Kelsey ignored her. “More simply, how about we drain the pool into a tanker? That would contain it.”
“Unless it decided to punch a hole in the side of the tanker,” Doc said.
“We flame it,” Roland said to Scout, ignoring Kelsey. “If it’s in an animal or plant, we flame it. I usually do the flaming.”
“What a surprise,” Scout said.
“And if it’s in a mechanical object,” Nada said, also ignoring Kelsey in favor of the girl, “we blast it, like the other night on the golf course, until it’s so structurally destroyed that even the Firefly can’t keep it coherent.”
“Be that as it may.” Kelsey was getting irritated that the adults were talking to the child and not focusing on his words of wisdom. “Perhaps we could use Occam’s razor. We don’t know if the Firefly inhabits all of an object or part of it.”

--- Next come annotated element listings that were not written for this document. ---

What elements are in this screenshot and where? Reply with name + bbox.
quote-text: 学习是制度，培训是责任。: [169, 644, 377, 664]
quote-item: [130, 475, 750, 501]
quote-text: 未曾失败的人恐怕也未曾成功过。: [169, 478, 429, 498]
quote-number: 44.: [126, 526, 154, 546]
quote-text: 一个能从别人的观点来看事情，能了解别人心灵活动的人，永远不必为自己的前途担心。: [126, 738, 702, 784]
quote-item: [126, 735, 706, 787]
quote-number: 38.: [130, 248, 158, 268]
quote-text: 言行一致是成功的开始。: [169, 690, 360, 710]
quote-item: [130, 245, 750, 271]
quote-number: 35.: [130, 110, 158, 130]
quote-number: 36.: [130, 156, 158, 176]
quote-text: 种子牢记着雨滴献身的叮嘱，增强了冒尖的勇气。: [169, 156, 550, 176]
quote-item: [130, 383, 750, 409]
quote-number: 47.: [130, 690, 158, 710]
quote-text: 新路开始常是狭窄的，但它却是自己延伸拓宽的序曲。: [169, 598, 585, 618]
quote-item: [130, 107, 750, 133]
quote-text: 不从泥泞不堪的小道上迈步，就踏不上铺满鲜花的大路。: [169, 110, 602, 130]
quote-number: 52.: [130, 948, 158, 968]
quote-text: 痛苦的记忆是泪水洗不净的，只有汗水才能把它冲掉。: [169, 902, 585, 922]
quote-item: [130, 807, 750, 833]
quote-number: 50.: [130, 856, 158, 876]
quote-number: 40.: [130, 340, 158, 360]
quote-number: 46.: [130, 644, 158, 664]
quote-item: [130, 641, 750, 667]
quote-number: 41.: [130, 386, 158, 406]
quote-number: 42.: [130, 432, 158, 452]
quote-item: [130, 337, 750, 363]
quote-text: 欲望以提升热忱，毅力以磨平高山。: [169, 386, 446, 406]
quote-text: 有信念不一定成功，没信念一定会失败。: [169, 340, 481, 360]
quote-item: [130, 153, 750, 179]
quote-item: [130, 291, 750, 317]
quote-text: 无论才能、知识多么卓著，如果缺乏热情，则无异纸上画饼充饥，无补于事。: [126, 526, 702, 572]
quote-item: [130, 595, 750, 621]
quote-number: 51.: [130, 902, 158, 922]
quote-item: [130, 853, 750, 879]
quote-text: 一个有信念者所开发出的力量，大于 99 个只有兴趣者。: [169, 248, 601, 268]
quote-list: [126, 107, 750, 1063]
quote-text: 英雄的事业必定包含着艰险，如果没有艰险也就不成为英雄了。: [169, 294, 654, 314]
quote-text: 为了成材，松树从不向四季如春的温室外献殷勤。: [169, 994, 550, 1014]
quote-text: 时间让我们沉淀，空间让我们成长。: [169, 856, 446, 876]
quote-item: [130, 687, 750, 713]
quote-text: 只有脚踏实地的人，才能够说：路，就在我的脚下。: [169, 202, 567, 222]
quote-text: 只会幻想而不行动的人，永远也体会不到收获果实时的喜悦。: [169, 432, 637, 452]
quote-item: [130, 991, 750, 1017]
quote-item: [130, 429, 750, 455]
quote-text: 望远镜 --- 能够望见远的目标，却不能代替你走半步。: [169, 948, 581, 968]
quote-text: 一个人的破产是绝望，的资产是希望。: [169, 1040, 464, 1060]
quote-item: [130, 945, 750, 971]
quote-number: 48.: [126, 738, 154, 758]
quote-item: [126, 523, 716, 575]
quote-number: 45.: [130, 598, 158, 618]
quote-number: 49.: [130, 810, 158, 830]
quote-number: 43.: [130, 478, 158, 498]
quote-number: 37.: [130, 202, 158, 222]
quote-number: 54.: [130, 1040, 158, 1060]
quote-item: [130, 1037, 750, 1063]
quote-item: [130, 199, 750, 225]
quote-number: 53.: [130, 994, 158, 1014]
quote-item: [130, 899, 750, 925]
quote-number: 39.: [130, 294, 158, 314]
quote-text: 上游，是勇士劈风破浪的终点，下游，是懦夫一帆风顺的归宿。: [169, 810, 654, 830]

“Part,” Nada said. “I chopped a rabbit in half and the Firefly kept the front going, but not the back.”
“You killed a bunny?” Scout looked about to cry.
“It was a bad bunny,” Nada said defensively.
“Kidding,” Scout said with a playful punch into Nada’s body armor. “Ouch.”
“We divide the water into portions,” Kelsey said, “trying to isolate the part where the Firefly is.”
“I don’t know,” Moms said. “And while we’re doing that? One of those tentacles could eat one of my people.”
“Flame it,” Scout said.
Roland was eyeing the pool. “I don’t have enough napalm.”
Scout shook her head. “What he said earlier,” she jerked a thumb at Kelsey. “Baby diapers. They absorb water, right? A lot of water. But they can also be burned, right?”